Parlez-en aux riverains : nettoyer une plage avec un râteau est une tâche exigeante et parfois décourageante. C'est ce qui a poussé Yoan Joncas à lancer sa nouvelle entreprise, Capitaine plage.
Le jeune entrepreneur, qui offre ses services sur sa page Facebook, a investi plus de 30 000 $ pour se procurer un tamiseur mécanique à chenilles fabriqué en Italie.
La machine, de la taille d'une souffleuse à neige, est munie d'un moteur à essence et d'une grille d'environ trois pieds de largeur capable de pénétrer jusqu'à quatre pouces dans le sable. En avançant, elle aspire le sable qui est ensuite tamisé grâce à un système vibrant. Le sable propre retombe au sol, tandis que les débris sont acheminés vers un bac.
« Les branches, le bois, les plastiques ou les autres déchets sont séparés. Je laisse les débris sur place. Le propriétaire du terrain n'a plus qu'à brûler le bois et ramasser le reste. », souligne Yoan Joncas.
Selon lui, le résultat est nettement supérieur.
« C'est beaucoup plus minutieux. On enlève énormément de choses qui resteraient autrement enfouies dans le sable. »
L'idée de créer Capitaine plage est née l'été dernier sur un terrain familial près de la Grande-Décharge.
« J’utilisais un râteau, c’était long et surtout très frustrant. Le résultat est souvent décevant même après beaucoup d'efforts. »
Une occasion d’affaires
Ce problème a rapidement fait germer une idée d'affaires.
« Je me suis dit qu'il devait bien exister une meilleure façon de faire. J'ai commencé à faire des recherches sur ces machines. Elles coûtent entre 25 000 $ et 45 000 $, c'est cher, mais j'ai décidé de me lancer. »
Un pari qui semble déjà porter fruit.
« Quand je travaille sur une plage, les gens viennent me voir. Ils trouvent ça impressionnant et me demandent souvent de venir chez eux pour une soumission », raconte-t-il.
Depuis le lancement de son entreprise ce printemps, les demandes affluent.
« Je suis déjà occupé pour les deux prochaines semaines et ça n'arrête pas vraiment. L'intérêt est fort. »
Son premier contrat fut de nettoyer la plage de la Dam-en-Terre et il a été plus exigeant qu'il ne l'avait imaginé.
« Je pensais y passer environ quatre heures, mais ça m'a pris plus de huit heures. C'est une grande plage en pente. C'est physique, mais le résultat est impressionnant. »
Des débris de toutes sortes
Au fil de ses autres contrats, notamment à Métabetchouan et Saint-Gédéon, Yohan Joncas a constaté que sa machine permet de retirer toutes sortes d'objets.
« J'ai trouvé des ustensiles, de l'argent, du verre, énormément de plastique, sans compter les roches et le bois. Je n'ai pas encore trouvé de trésor ni de bijoux, mais je dis toujours aux clients que si ça arrive, le nettoyage ne leur coûtera rien », lance-t-il en riant.

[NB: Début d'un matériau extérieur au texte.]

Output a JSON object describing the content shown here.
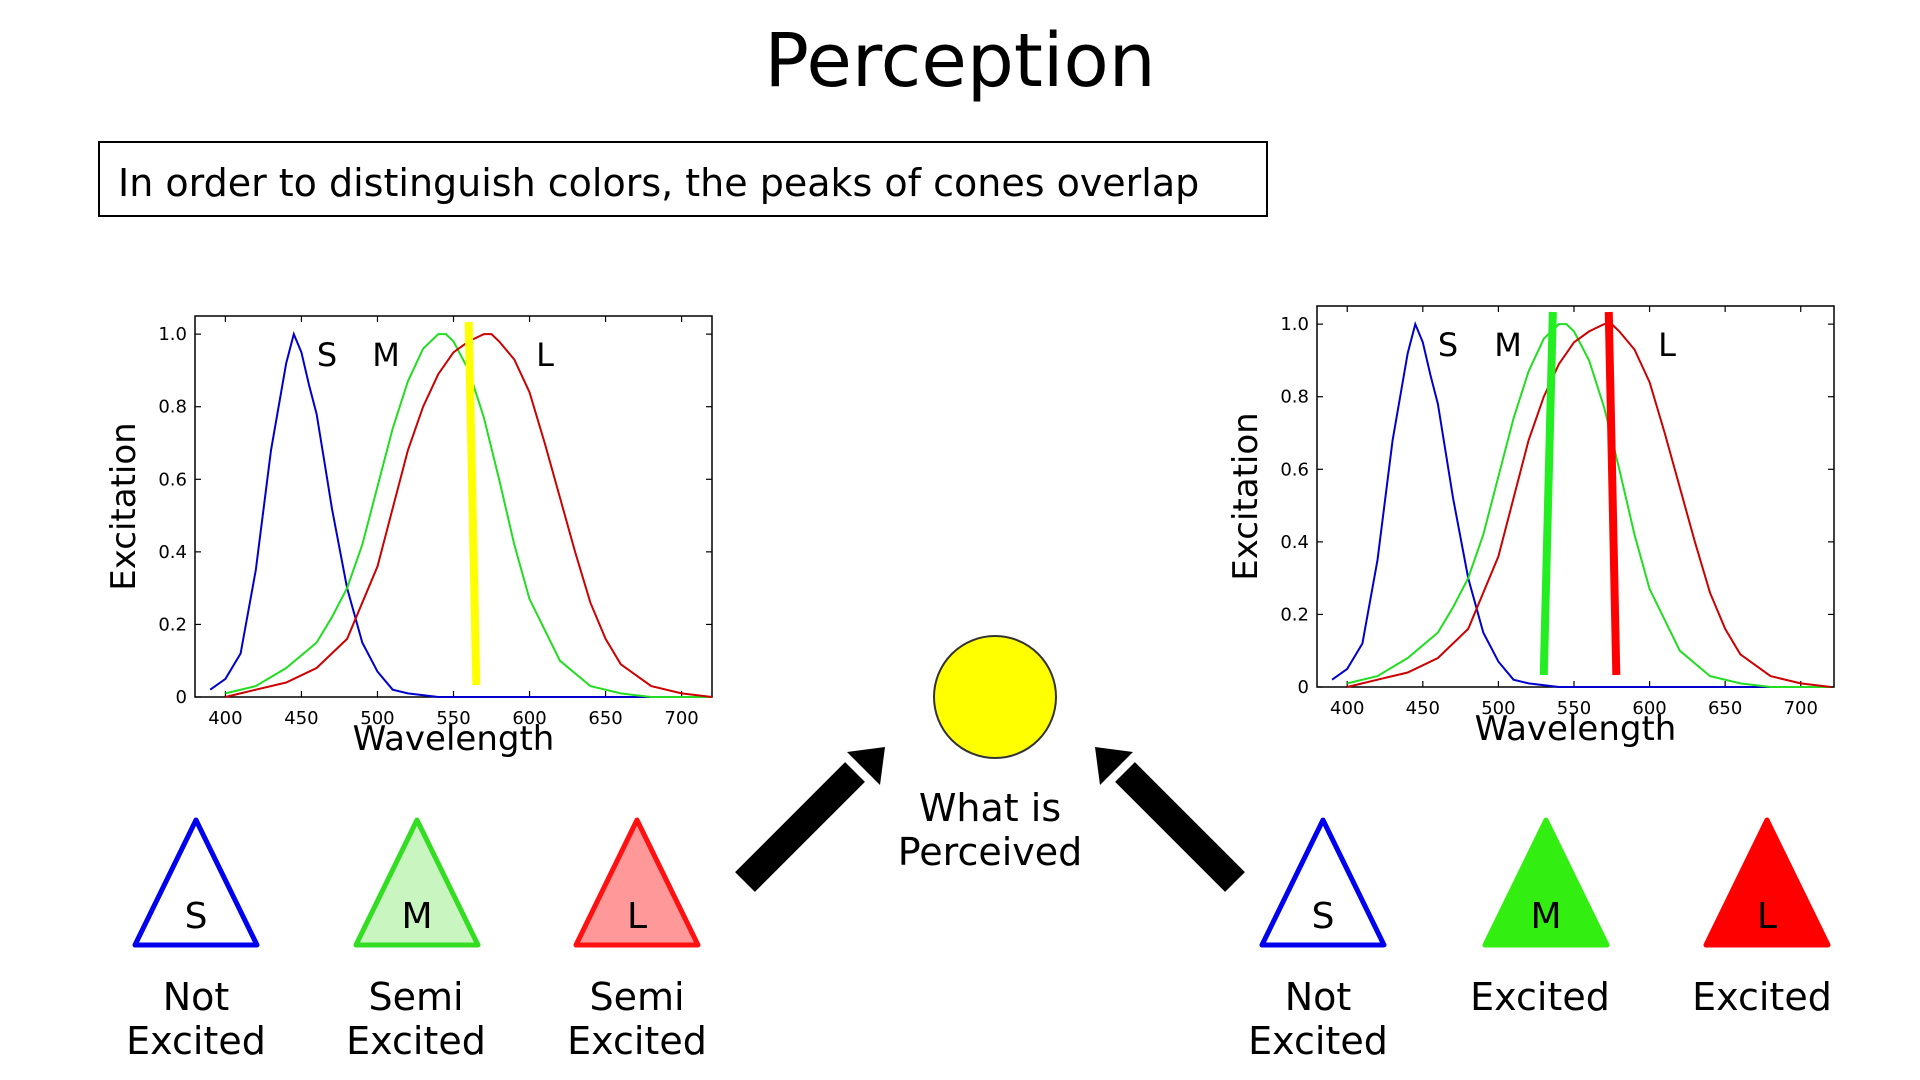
{
  "title": "Perception",
  "subtitle": "In order to distinguish colors, the peaks of cones overlap",
  "perceived": {
    "label_line1": "What is",
    "label_line2": "Perceived",
    "color": "#ffff00"
  },
  "colors": {
    "s_cone": "#0000cc",
    "m_cone": "#22dd22",
    "l_cone": "#cc0000",
    "yellow_stimulus": "#ffff00",
    "green_stimulus": "#22ee22",
    "red_stimulus": "#ff0000"
  },
  "chart_data": [
    {
      "type": "line",
      "xlabel": "Wavelength",
      "ylabel": "Excitation",
      "xlim": [
        380,
        720
      ],
      "ylim": [
        0,
        1.05
      ],
      "xticks": [
        "400",
        "450",
        "500",
        "550",
        "600",
        "650",
        "700"
      ],
      "yticks": [
        "0",
        "0.2",
        "0.4",
        "0.6",
        "0.8",
        "1.0"
      ],
      "series": [
        {
          "name": "S",
          "x": [
            390,
            400,
            410,
            420,
            430,
            440,
            445,
            450,
            455,
            460,
            465,
            470,
            480,
            490,
            500,
            510,
            520,
            540,
            560,
            720
          ],
          "values": [
            0.02,
            0.05,
            0.12,
            0.35,
            0.68,
            0.92,
            1.0,
            0.95,
            0.86,
            0.78,
            0.65,
            0.52,
            0.3,
            0.15,
            0.07,
            0.02,
            0.01,
            0.0,
            0.0,
            0.0
          ]
        },
        {
          "name": "M",
          "x": [
            400,
            420,
            440,
            460,
            470,
            480,
            490,
            500,
            510,
            520,
            530,
            540,
            545,
            550,
            560,
            570,
            580,
            590,
            600,
            620,
            640,
            660,
            680,
            700,
            720
          ],
          "values": [
            0.01,
            0.03,
            0.08,
            0.15,
            0.22,
            0.3,
            0.42,
            0.58,
            0.74,
            0.87,
            0.96,
            1.0,
            1.0,
            0.98,
            0.9,
            0.77,
            0.6,
            0.42,
            0.27,
            0.1,
            0.03,
            0.01,
            0.0,
            0.0,
            0.0
          ]
        },
        {
          "name": "L",
          "x": [
            400,
            420,
            440,
            460,
            480,
            500,
            510,
            520,
            530,
            540,
            550,
            560,
            570,
            575,
            580,
            590,
            600,
            610,
            620,
            630,
            640,
            650,
            660,
            680,
            700,
            720
          ],
          "values": [
            0.0,
            0.02,
            0.04,
            0.08,
            0.16,
            0.36,
            0.52,
            0.68,
            0.8,
            0.89,
            0.95,
            0.98,
            1.0,
            1.0,
            0.98,
            0.93,
            0.84,
            0.7,
            0.55,
            0.4,
            0.26,
            0.16,
            0.09,
            0.03,
            0.01,
            0.0
          ]
        }
      ],
      "stimulus_lines": [
        {
          "color": "#ffff00",
          "x_top": 560,
          "x_bottom": 565
        }
      ]
    },
    {
      "type": "line",
      "xlabel": "Wavelength",
      "ylabel": "Excitation",
      "xlim": [
        380,
        722
      ],
      "ylim": [
        0,
        1.05
      ],
      "xticks": [
        "400",
        "450",
        "500",
        "550",
        "600",
        "650",
        "700"
      ],
      "yticks": [
        "0",
        "0.2",
        "0.4",
        "0.6",
        "0.8",
        "1.0"
      ],
      "series": [
        {
          "name": "S",
          "x": [
            390,
            400,
            410,
            420,
            430,
            440,
            445,
            450,
            455,
            460,
            465,
            470,
            480,
            490,
            500,
            510,
            520,
            540,
            560,
            720
          ],
          "values": [
            0.02,
            0.05,
            0.12,
            0.35,
            0.68,
            0.92,
            1.0,
            0.95,
            0.86,
            0.78,
            0.65,
            0.52,
            0.3,
            0.15,
            0.07,
            0.02,
            0.01,
            0.0,
            0.0,
            0.0
          ]
        },
        {
          "name": "M",
          "x": [
            400,
            420,
            440,
            460,
            470,
            480,
            490,
            500,
            510,
            520,
            530,
            540,
            545,
            550,
            560,
            570,
            580,
            590,
            600,
            620,
            640,
            660,
            680,
            700,
            720
          ],
          "values": [
            0.01,
            0.03,
            0.08,
            0.15,
            0.22,
            0.3,
            0.42,
            0.58,
            0.74,
            0.87,
            0.96,
            1.0,
            1.0,
            0.98,
            0.9,
            0.77,
            0.6,
            0.42,
            0.27,
            0.1,
            0.03,
            0.01,
            0.0,
            0.0,
            0.0
          ]
        },
        {
          "name": "L",
          "x": [
            400,
            420,
            440,
            460,
            480,
            500,
            510,
            520,
            530,
            540,
            550,
            560,
            570,
            575,
            580,
            590,
            600,
            610,
            620,
            630,
            640,
            650,
            660,
            680,
            700,
            720
          ],
          "values": [
            0.0,
            0.02,
            0.04,
            0.08,
            0.16,
            0.36,
            0.52,
            0.68,
            0.8,
            0.89,
            0.95,
            0.98,
            1.0,
            1.0,
            0.98,
            0.93,
            0.84,
            0.7,
            0.55,
            0.4,
            0.26,
            0.16,
            0.09,
            0.03,
            0.01,
            0.0
          ]
        }
      ],
      "stimulus_lines": [
        {
          "color": "#22ee22",
          "x_top": 536,
          "x_bottom": 530
        },
        {
          "color": "#ff0000",
          "x_top": 573,
          "x_bottom": 578
        }
      ]
    }
  ],
  "cones_left": [
    {
      "letter": "S",
      "state_line1": "Not",
      "state_line2": "Excited",
      "stroke": "#0000ee",
      "fill": "#ffffff"
    },
    {
      "letter": "M",
      "state_line1": "Semi",
      "state_line2": "Excited",
      "stroke": "#33dd22",
      "fill": "#c8f5c0"
    },
    {
      "letter": "L",
      "state_line1": "Semi",
      "state_line2": "Excited",
      "stroke": "#ff1111",
      "fill": "#ff9999"
    }
  ],
  "cones_right": [
    {
      "letter": "S",
      "state_line1": "Not",
      "state_line2": "Excited",
      "stroke": "#0000ee",
      "fill": "#ffffff"
    },
    {
      "letter": "M",
      "state_line1": "",
      "state_line2": "Excited",
      "stroke": "#33ee11",
      "fill": "#33ee11"
    },
    {
      "letter": "L",
      "state_line1": "",
      "state_line2": "Excited",
      "stroke": "#ff0000",
      "fill": "#ff0000"
    }
  ]
}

Cette première saison sert avant tout à tester le marché, mais Yoan Joncas entrevoit déjà la suite avec optimisme.
« Les réponses que j'obtiens me disent que je vais probablement engager quelqu'un l'an prochain. Pendant que j'opère la machine, je ne peux pas faire de soumissions. Peut-être que je vais aussi acheter une deuxième machine. »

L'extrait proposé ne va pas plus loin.